When most of us think of Michener, we think of his great historical fiction novels that span great ranges of time.  They walk us through the development of a culture, and in so doing they help us see that culture’s modern residents in light of their forebears.  My personal favorites are The Covenant (South Africa), Centennial (Colorado), Alaska, Texas and The Source (Palestine).

Iberia differs.  It is a composite personal travelogue of the author’s experiences in Spain (Portugal is not really included).  This is that rare book for which hardcover is by far the best edition, because I own it in both hardback and paperback, and the hardback contains many more of Robert Vavra’s excellent photographs.  James Michener met Spain as a very young man, came to know it well, and its people showed him their country as thoroughly as a people can.  Spaniards can be sensitive about the world’s take on their world-shaping, gold-glittering, intensely religious past.  Said world has given them ample cause.  It follows that they considered Michener an honest broker worthy of hidden knowledge, frank debate and candid admission.
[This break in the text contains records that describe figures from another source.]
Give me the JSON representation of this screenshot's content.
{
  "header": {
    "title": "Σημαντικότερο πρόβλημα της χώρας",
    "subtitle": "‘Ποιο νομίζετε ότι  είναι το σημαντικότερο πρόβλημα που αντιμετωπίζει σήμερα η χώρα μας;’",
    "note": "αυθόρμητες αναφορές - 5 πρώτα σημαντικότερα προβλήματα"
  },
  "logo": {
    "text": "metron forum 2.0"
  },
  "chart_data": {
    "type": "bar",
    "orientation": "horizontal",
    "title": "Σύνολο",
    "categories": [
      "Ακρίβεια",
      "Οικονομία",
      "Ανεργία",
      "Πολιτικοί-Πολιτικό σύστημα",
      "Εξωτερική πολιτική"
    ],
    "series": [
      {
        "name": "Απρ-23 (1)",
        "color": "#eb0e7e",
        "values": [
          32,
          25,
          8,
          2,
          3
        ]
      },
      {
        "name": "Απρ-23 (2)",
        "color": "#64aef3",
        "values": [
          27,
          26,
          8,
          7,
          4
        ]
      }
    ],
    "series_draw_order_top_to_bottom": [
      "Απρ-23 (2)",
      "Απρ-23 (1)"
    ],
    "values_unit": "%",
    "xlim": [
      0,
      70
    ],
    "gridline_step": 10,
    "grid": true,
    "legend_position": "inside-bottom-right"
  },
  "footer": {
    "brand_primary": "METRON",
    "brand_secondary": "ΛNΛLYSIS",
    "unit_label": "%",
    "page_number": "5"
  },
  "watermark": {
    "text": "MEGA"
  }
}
It reads differently from his fiction, as you would expect, because fiction and non-fiction narrative often differ slightly. In the editing world, we must take account of this. If this is his natural style, though, I like it. It is sophisticated yet word-economical.

What it means for you:  a trove of cultural enrichment.  Think of every social science and humanity discipline applied to a given nation, from history to fine arts.  That describes Iberia with respect to Spain and Spaniards.